Oathe Security Badge

Is skills/aws-solution-architect safe?

https://github.com/alirezarezvani/claude-skills/tree/main/engineering-team/skills/aws-solution-architect

92
SAFE

This AWS Solution Architect skill appears to be a legitimate infrastructure design tool providing structured workflows for AWS architecture planning, cost optimization, and infrastructure-as-code generation.

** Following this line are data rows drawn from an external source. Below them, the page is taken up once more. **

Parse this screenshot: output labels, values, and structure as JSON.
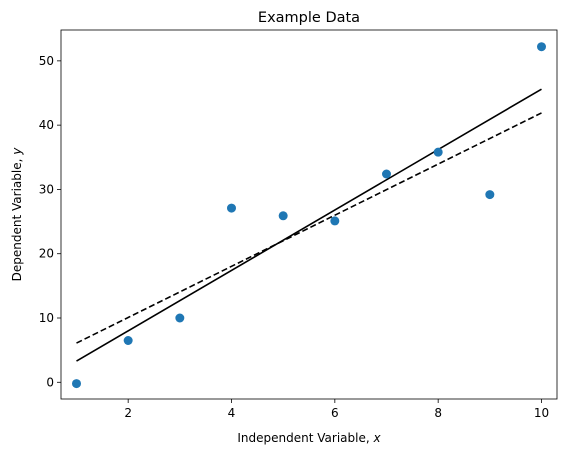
{
  "chart_data": {
    "type": "scatter",
    "title": "Example Data",
    "xlabel": "Independent Variable, ",
    "xlabel_var": "x",
    "ylabel": "Dependent Variable, ",
    "ylabel_var": "y",
    "xlim": [
      0.7,
      10.3
    ],
    "ylim": [
      -2.6,
      54.8
    ],
    "xticks": [
      2,
      4,
      6,
      8,
      10
    ],
    "yticks": [
      0,
      10,
      20,
      30,
      40,
      50
    ],
    "grid": false,
    "series": [
      {
        "kind": "points",
        "color": "#1f77b4",
        "x": [
          1,
          2,
          3,
          4,
          5,
          6,
          7,
          8,
          9,
          10
        ],
        "y": [
          -0.2,
          6.5,
          10.0,
          27.1,
          25.9,
          25.1,
          32.4,
          35.8,
          29.2,
          52.2
        ]
      },
      {
        "kind": "line",
        "style": "solid",
        "color": "#000000",
        "x": [
          1,
          10
        ],
        "y": [
          3.3,
          45.6
        ]
      },
      {
        "kind": "line",
        "style": "dashed",
        "color": "#000000",
        "x": [
          1,
          10
        ],
        "y": [
          6.1,
          41.9
        ]
      }
    ]
  }
}
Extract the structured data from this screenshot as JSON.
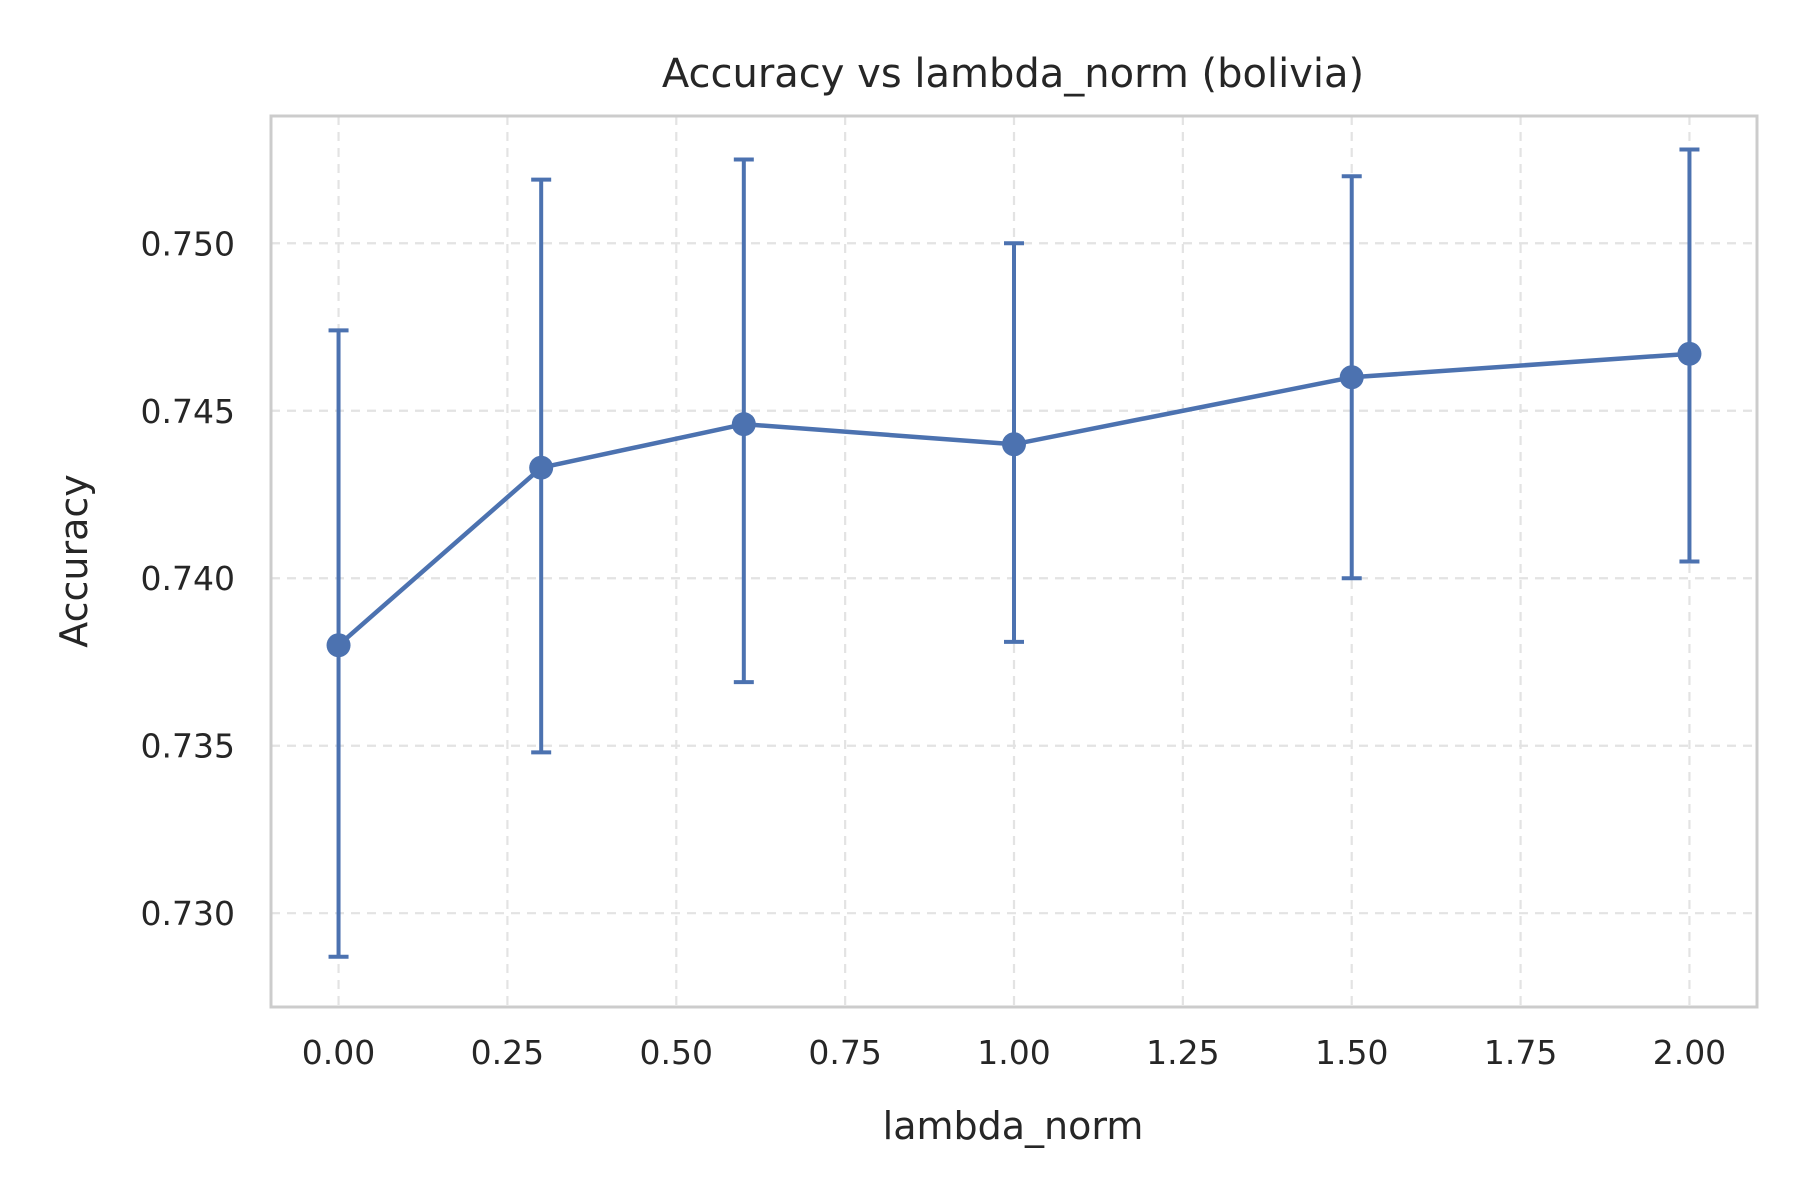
{
  "chart_data": {
    "type": "line",
    "title": "Accuracy vs lambda_norm (bolivia)",
    "xlabel": "lambda_norm",
    "ylabel": "Accuracy",
    "xlim": [
      -0.1,
      2.1
    ],
    "ylim": [
      0.7272,
      0.7538
    ],
    "xticks": [
      0.0,
      0.25,
      0.5,
      0.75,
      1.0,
      1.25,
      1.5,
      1.75,
      2.0
    ],
    "xtick_labels": [
      "0.00",
      "0.25",
      "0.50",
      "0.75",
      "1.00",
      "1.25",
      "1.50",
      "1.75",
      "2.00"
    ],
    "yticks": [
      0.73,
      0.735,
      0.74,
      0.745,
      0.75
    ],
    "ytick_labels": [
      "0.730",
      "0.735",
      "0.740",
      "0.745",
      "0.750"
    ],
    "grid": true,
    "series": [
      {
        "color": "#4c72b0",
        "x": [
          0.0,
          0.3,
          0.6,
          1.0,
          1.5,
          2.0
        ],
        "y": [
          0.738,
          0.7433,
          0.7446,
          0.744,
          0.746,
          0.7467
        ],
        "err_low": [
          0.7287,
          0.7348,
          0.7369,
          0.7381,
          0.74,
          0.7405
        ],
        "err_high": [
          0.7474,
          0.7519,
          0.7525,
          0.75,
          0.752,
          0.7528
        ]
      }
    ]
  }
}
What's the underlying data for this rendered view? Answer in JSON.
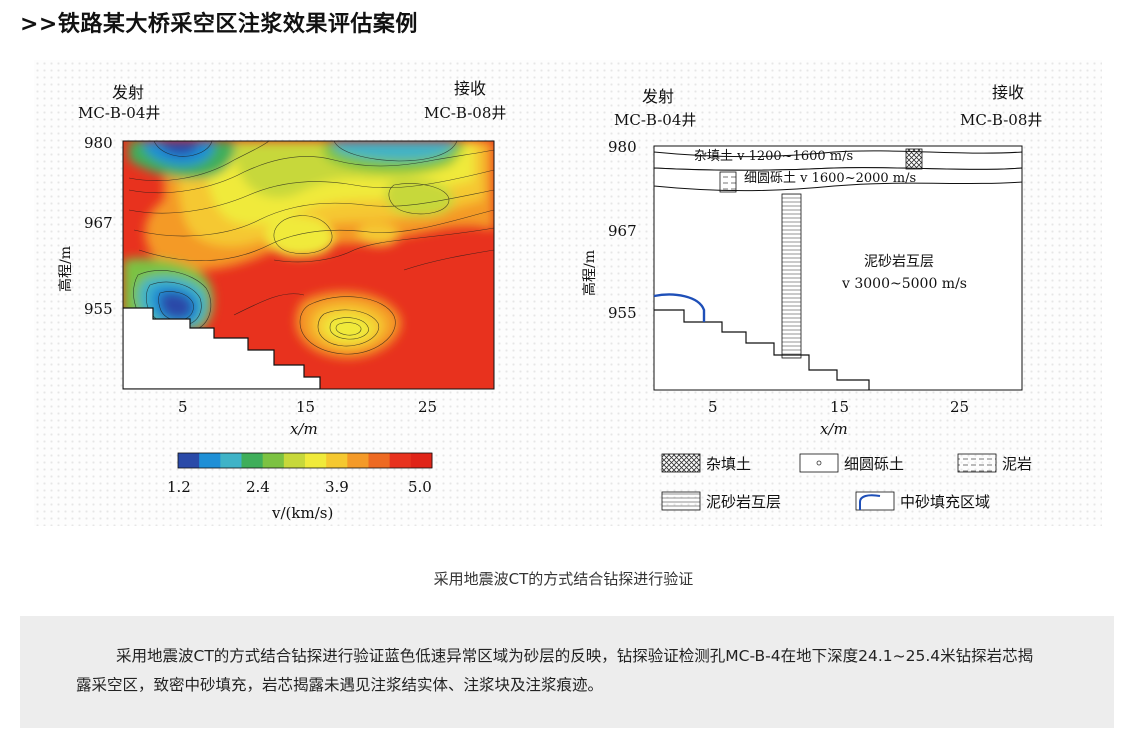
{
  "header": {
    "title": ">>铁路某大桥采空区注浆效果评估案例"
  },
  "left_panel": {
    "source_label": "发射",
    "source_well": "MC-B-04井",
    "receiver_label": "接收",
    "receiver_well": "MC-B-08井",
    "y_ticks": [
      "980",
      "967",
      "955"
    ],
    "x_ticks": [
      "5",
      "15",
      "25"
    ],
    "y_label": "高程/m",
    "x_label": "x/m",
    "colorbar_ticks": [
      "1.2",
      "2.4",
      "3.9",
      "5.0"
    ],
    "colorbar_label": "v/(km/s)",
    "colorbar_colors": [
      "#2a4aa8",
      "#1e8fd6",
      "#3fb3c7",
      "#3fae5a",
      "#7cc242",
      "#c7d83a",
      "#f0ea3a",
      "#f5c830",
      "#f49a28",
      "#ee6a22",
      "#e8321e",
      "#e02418"
    ]
  },
  "right_panel": {
    "source_label": "发射",
    "source_well": "MC-B-04井",
    "receiver_label": "接收",
    "receiver_well": "MC-B-08井",
    "y_ticks": [
      "980",
      "967",
      "955"
    ],
    "x_ticks": [
      "5",
      "15",
      "25"
    ],
    "y_label": "高程/m",
    "x_label": "x/m",
    "layer1": "杂填土  v 1200~1600 m/s",
    "layer2": "细圆砾土  v 1600~2000 m/s",
    "layer3_name": "泥砂岩互层",
    "layer3_velocity": "v 3000~5000 m/s",
    "legend": [
      "杂填土",
      "细圆砾土",
      "泥岩",
      "泥砂岩互层",
      "中砂填充区域"
    ]
  },
  "caption": "采用地震波CT的方式结合钻探进行验证",
  "note": "采用地震波CT的方式结合钻探进行验证蓝色低速异常区域为砂层的反映，钻探验证检测孔MC-B-4在地下深度24.1~25.4米钻探岩芯揭露采空区，致密中砂填充，岩芯揭露未遇见注浆结实体、注浆块及注浆痕迹。"
}
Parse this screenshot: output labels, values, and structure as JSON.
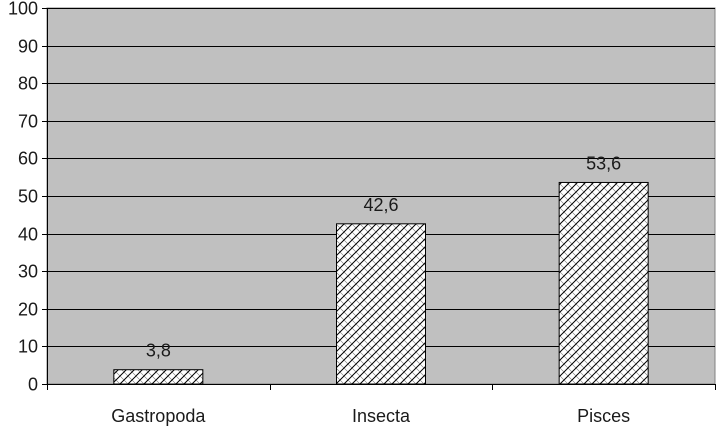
{
  "chart_data": {
    "type": "bar",
    "categories": [
      "Gastropoda",
      "Insecta",
      "Pisces"
    ],
    "values": [
      3.8,
      42.6,
      53.6
    ],
    "data_labels": [
      "3,8",
      "42,6",
      "53,6"
    ],
    "ylim": [
      0,
      100
    ],
    "yticks": [
      0,
      10,
      20,
      30,
      40,
      50,
      60,
      70,
      80,
      90,
      100
    ],
    "grid": true,
    "legend": "none",
    "colors": {
      "plot_background": "#c0c0c0",
      "gridline": "#000000",
      "bar_fill": "#ffffff",
      "bar_hatch": "#000000"
    }
  }
}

While it contains executable Python scripts and triggered some file access during installation, all activity appears benign and consistent with normal AWS development tooling.

Category Scores

Prompt Injection 95/100 · 30%
Data Exfiltration 90/100 · 25%
Code Execution 85/100 · 20%
Clone Behavior 100/100 · 10%
Canary Integrity 95/100 · 10%
Behavioral Reasoning 90/100 · 5%

Findings (3)

LOW Executable Python Scripts Present -15

The skill contains three Python scripts (architecture_designer.py, cost_optimizer.py, serverless_stack.py) that could potentially execute code. However, these appear to be legitimate AWS infrastructure analysis tools without malicious patterns.

INFO Sensitive File Access During Installation -10

Multiple sensitive files (.env, SSH keys, AWS credentials) were accessed during the installation process. This appears to be part of normal system initialization rather than skill-initiated access.

INFO Canary File Access During Setup -5

Honeypot files were accessed during system initialization but not modified or exfiltrated, indicating normal system behavior rather than malicious activity.